Inclusión es una palabra que, de tanto uso, la pronunciamos casi sin pensar. Sin embargo, es una palabra amplia, una palabra que se desdobla y a la cual nos acercamos a través de muchas puertas. Llegamos a la inclusión a través de la salud, la cultura y la economía, de la política y de la religión, de la compasión y de la necesidad.

Nosotros, los que creemos en la fuerza de los libros, tratamos de alcanzarla a través de la lectura, pero la palabra lectura también es una puerta que se desdobla. Y es de la que vamos a tratar.

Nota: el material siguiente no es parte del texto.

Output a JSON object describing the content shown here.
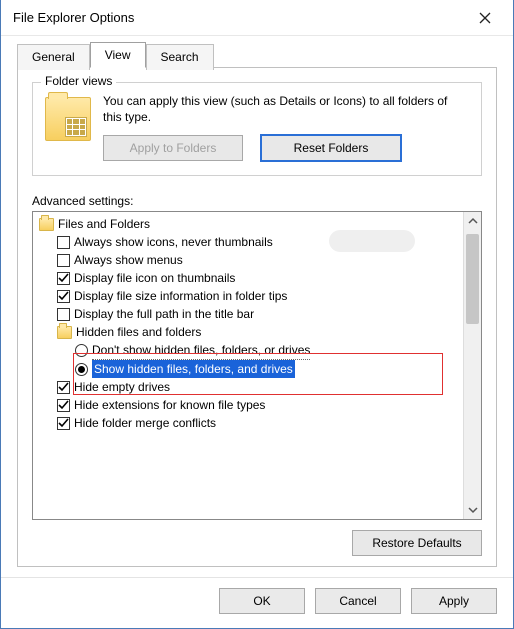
{
  "window": {
    "title": "File Explorer Options"
  },
  "tabs": {
    "general": "General",
    "view": "View",
    "search": "Search",
    "active": "view"
  },
  "folderViews": {
    "groupTitle": "Folder views",
    "description": "You can apply this view (such as Details or Icons) to all folders of this type.",
    "applyBtn": "Apply to Folders",
    "resetBtn": "Reset Folders"
  },
  "advanced": {
    "label": "Advanced settings:",
    "root": "Files and Folders",
    "items": [
      {
        "type": "checkbox",
        "checked": false,
        "label": "Always show icons, never thumbnails"
      },
      {
        "type": "checkbox",
        "checked": false,
        "label": "Always show menus"
      },
      {
        "type": "checkbox",
        "checked": true,
        "label": "Display file icon on thumbnails"
      },
      {
        "type": "checkbox",
        "checked": true,
        "label": "Display file size information in folder tips"
      },
      {
        "type": "checkbox",
        "checked": false,
        "label": "Display the full path in the title bar"
      },
      {
        "type": "folder",
        "label": "Hidden files and folders",
        "children": [
          {
            "type": "radio",
            "selected": false,
            "label": "Don't show hidden files, folders, or drives"
          },
          {
            "type": "radio",
            "selected": true,
            "label": "Show hidden files, folders, and drives"
          }
        ]
      },
      {
        "type": "checkbox",
        "checked": true,
        "label": "Hide empty drives"
      },
      {
        "type": "checkbox",
        "checked": true,
        "label": "Hide extensions for known file types"
      },
      {
        "type": "checkbox",
        "checked": true,
        "label": "Hide folder merge conflicts"
      }
    ]
  },
  "restoreBtn": "Restore Defaults",
  "dialogButtons": {
    "ok": "OK",
    "cancel": "Cancel",
    "apply": "Apply"
  }
}
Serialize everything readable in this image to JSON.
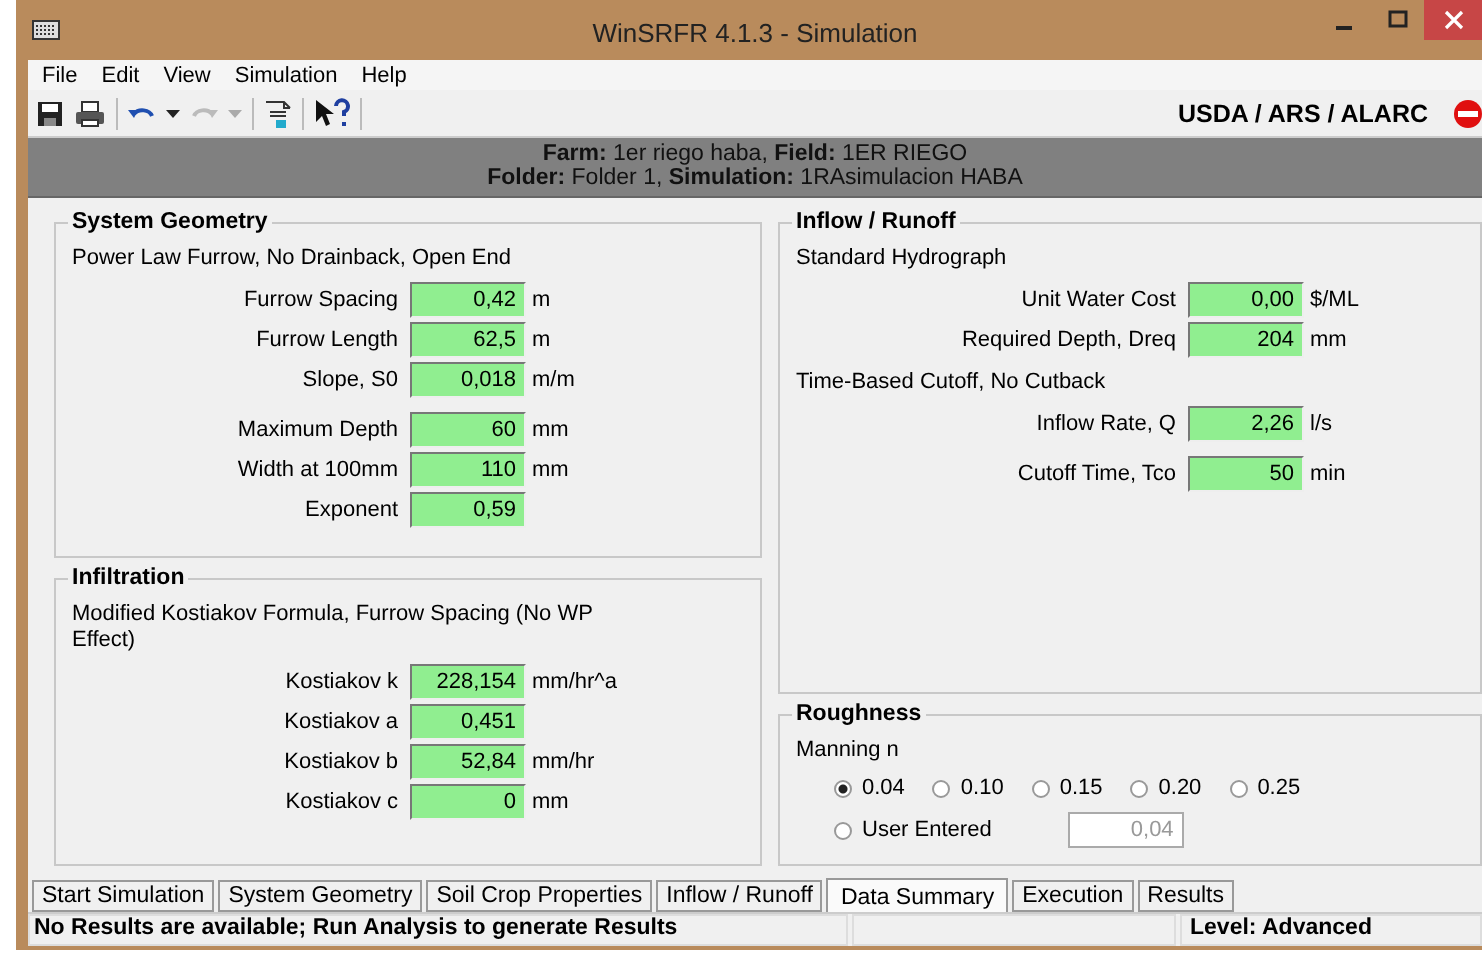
{
  "window": {
    "title": "WinSRFR 4.1.3 - Simulation"
  },
  "menu": [
    "File",
    "Edit",
    "View",
    "Simulation",
    "Help"
  ],
  "toolbar": {
    "org": "USDA / ARS / ALARC"
  },
  "header": {
    "lines": [
      "**Farm:** 1er riego haba, **Field:** 1ER RIEGO",
      "**Folder:** Folder 1, **Simulation:** 1RAsimulacion HABA"
    ]
  },
  "left_panels": [
    {
      "title": "System Geometry",
      "items": [
        {
          "kind": "note",
          "text": "Power Law Furrow, No Drainback, Open End"
        },
        {
          "kind": "fields",
          "fields": [
            {
              "label": "Furrow Spacing",
              "value": "0,42",
              "unit": "m"
            },
            {
              "label": "Furrow Length",
              "value": "62,5",
              "unit": "m"
            },
            {
              "label": "Slope, S0",
              "value": "0,018",
              "unit": "m/m"
            }
          ]
        },
        {
          "kind": "fields",
          "fields": [
            {
              "label": "Maximum Depth",
              "value": "60",
              "unit": "mm"
            },
            {
              "label": "Width at 100mm",
              "value": "110",
              "unit": "mm"
            },
            {
              "label": "Exponent",
              "value": "0,59"
            }
          ]
        }
      ]
    },
    {
      "title": "Infiltration",
      "items": [
        {
          "kind": "note",
          "text": "Modified Kostiakov Formula, Furrow Spacing (No WP Effect)"
        },
        {
          "kind": "fields",
          "fields": [
            {
              "label": "Kostiakov k",
              "value": "228,154",
              "unit": "mm/hr^a"
            },
            {
              "label": "Kostiakov a",
              "value": "0,451"
            },
            {
              "label": "Kostiakov b",
              "value": "52,84",
              "unit": "mm/hr"
            },
            {
              "label": "Kostiakov c",
              "value": "0",
              "unit": "mm"
            }
          ]
        }
      ]
    }
  ],
  "right_panels": [
    {
      "title": "Inflow / Runoff",
      "items": [
        {
          "kind": "note",
          "text": "Standard Hydrograph"
        },
        {
          "kind": "fields",
          "fields": [
            {
              "label": "Unit Water Cost",
              "value": "0,00",
              "unit": "$/ML"
            },
            {
              "label": "Required Depth, Dreq",
              "value": "204",
              "unit": "mm"
            }
          ]
        },
        {
          "kind": "note",
          "text": "Time-Based Cutoff, No Cutback"
        },
        {
          "kind": "fields",
          "fields": [
            {
              "label": "Inflow Rate, Q",
              "value": "2,26",
              "unit": "l/s"
            }
          ]
        },
        {
          "kind": "fields",
          "fields": [
            {
              "label": "Cutoff Time, Tco",
              "value": "50",
              "unit": "min"
            }
          ]
        }
      ]
    }
  ],
  "roughness": {
    "title": "Roughness",
    "label": "Manning n",
    "options": [
      {
        "label": "0.04",
        "selected": true
      },
      {
        "label": "0.10",
        "selected": false
      },
      {
        "label": "0.15",
        "selected": false
      },
      {
        "label": "0.20",
        "selected": false
      },
      {
        "label": "0.25",
        "selected": false
      }
    ],
    "user_entered": {
      "label": "User Entered",
      "selected": false,
      "value": "0,04",
      "disabled": true
    }
  },
  "tabs": [
    {
      "label": "Start Simulation",
      "selected": false
    },
    {
      "label": "System Geometry",
      "selected": false
    },
    {
      "label": "Soil Crop Properties",
      "selected": false
    },
    {
      "label": "Inflow / Runoff",
      "selected": false
    },
    {
      "label": "Data Summary",
      "selected": true
    },
    {
      "label": "Execution",
      "selected": false
    },
    {
      "label": "Results",
      "selected": false
    }
  ],
  "status_bar": {
    "message": "No Results are available; Run Analysis to generate Results",
    "level": "Level: Advanced"
  }
}
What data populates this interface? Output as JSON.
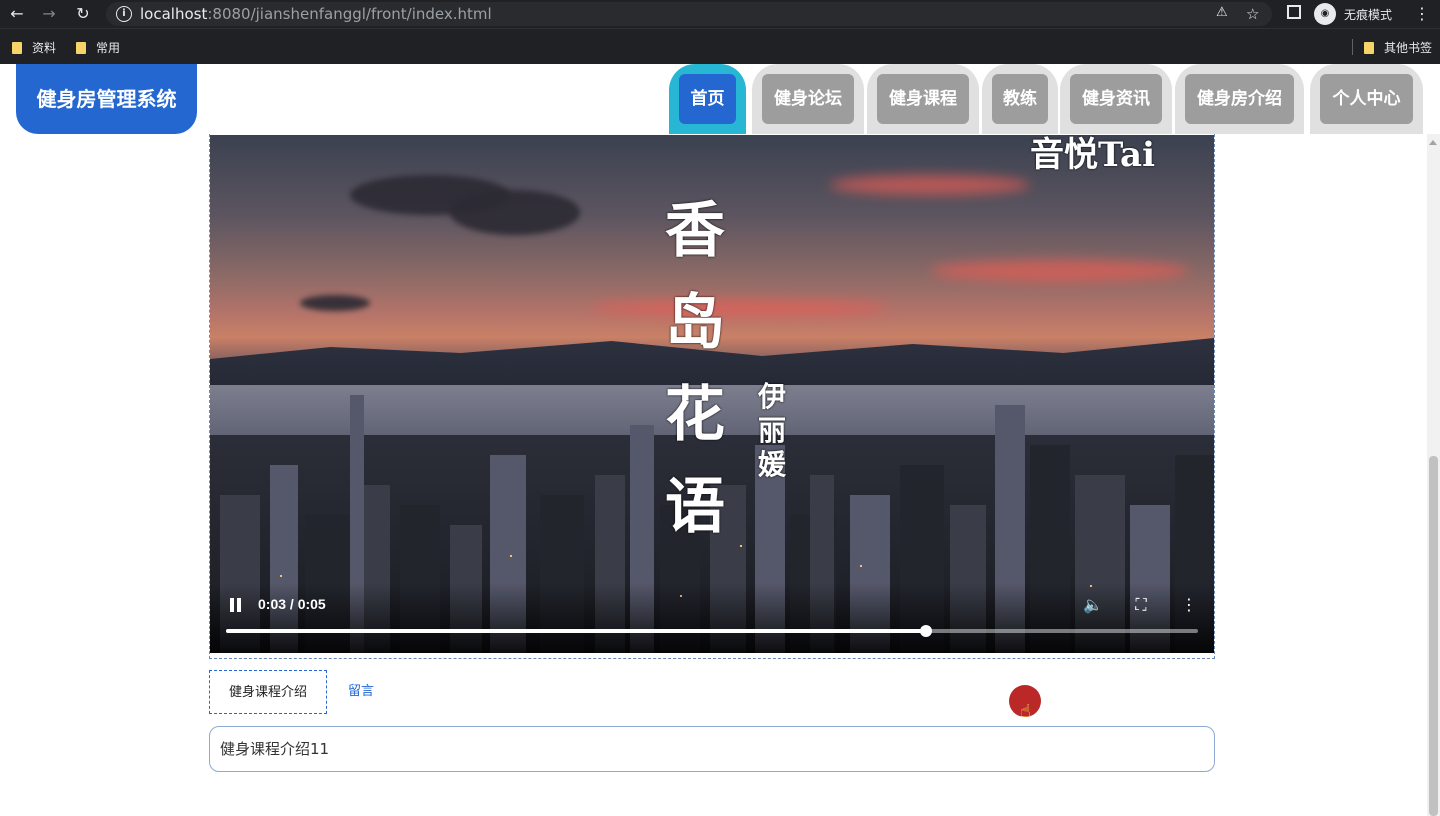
{
  "browser": {
    "url_host": "localhost",
    "url_rest": ":8080/jianshenfanggl/front/index.html",
    "profile_label": "无痕模式",
    "bookmarks": [
      "资料",
      "常用"
    ],
    "other_bookmarks": "其他书签"
  },
  "site": {
    "logo": "健身房管理系统",
    "nav": [
      "首页",
      "健身论坛",
      "健身课程",
      "教练",
      "健身资讯",
      "健身房介绍",
      "个人中心"
    ],
    "active_nav": "首页"
  },
  "video": {
    "time": "0:03 / 0:05",
    "progress": 0.72,
    "overlay_title": "香岛花语",
    "overlay_artist": "伊丽媛",
    "overlay_corner": "音悦Tai"
  },
  "tabs": {
    "intro": "健身课程介绍",
    "comments": "留言"
  },
  "content": {
    "text": "健身课程介绍11"
  }
}
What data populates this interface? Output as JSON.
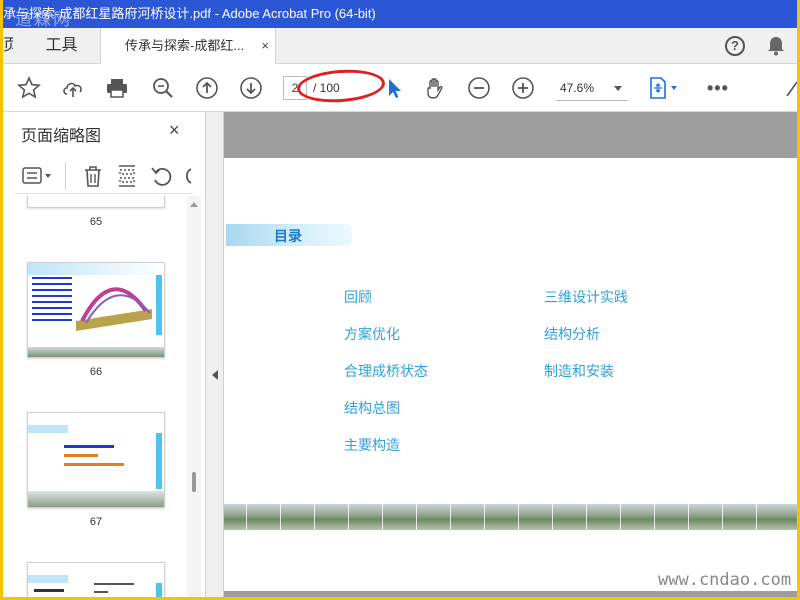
{
  "window": {
    "title": "承与探索-成都红星路府河桥设计.pdf - Adobe Acrobat Pro (64-bit)",
    "watermark_top": "道森网"
  },
  "tabs": {
    "home": "页",
    "tools": "工具",
    "document": "传承与探索-成都红...",
    "close": "×"
  },
  "toolbar": {
    "page_current": "2",
    "page_total": "/ 100",
    "zoom": "47.6%",
    "more": "•••",
    "help": "?"
  },
  "panel": {
    "title": "页面缩略图",
    "close": "×",
    "thumbnails": [
      {
        "label": "65"
      },
      {
        "label": "66"
      },
      {
        "label": "67"
      }
    ]
  },
  "document": {
    "toc_title": "目录",
    "toc_left": [
      "回顾",
      "方案优化",
      "合理成桥状态",
      "结构总图",
      "主要构造"
    ],
    "toc_right": [
      "三维设计实践",
      "结构分析",
      "制造和安装"
    ]
  },
  "footer": {
    "watermark": "www.cndao.com"
  },
  "colors": {
    "title_bar": "#2b56d6",
    "toc_text": "#2fa2dd",
    "toc_heading": "#1a7ad0",
    "highlight_circle": "#e02020",
    "frame_border": "#f5c400"
  }
}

En tantos años de profesión, a lo largo de tantos debates, conferencias, encuentros, una pregunta me persigue como una invocación –a mí y a tantos como yo–: “¿Cómo atraer a los jóvenes hacia la lectura?”. O, de manera más directa: “¿Qué libros escoger para atraer a los jóvenes hacia la lectura?”. Nos solicitan una llave, que venga, de preferencia, acompañada por una lista de títulos.

Me regalaron recientemente un libro muy bien hecho y extremadamente útil: 1001 libros de Literatura Infantil que es necesario leer antes de crecer, de Quentin Blake y Julia Eccleshare. Evidentemente, es un título gracioso, sin cualquier pretensión de realismo, ya que obligaría a los niños a leer cerca de 100 libros por año.

El título detrás del título, el que revela la intención de los dos autores al compilar un libro así, sería más o menos: “1001 libros de Literatura Infantil que un investigador del área no puede ignorar, y que adoraríamos fuesen llevados en consideración por los profesores”. Sin embargo, ofrecer el título de ese libro como respuesta a la pregunta fatídica no resolveria el problema. Y no resolvería el problema porque, en la búsqueda de la integridad la lista es extensa, y porque es extensa no puede adoptarse por entero, y al no poder ser adoptada por entero obligaría, de cualquier forma, a elecciones personales. Si en este nuestro mundo de comunicación irrestricta e instantánea, las listas de títulos, aunque básicas, fueran la solución, la pregunta habría dejado de ser repetida después de la llegada del Internet.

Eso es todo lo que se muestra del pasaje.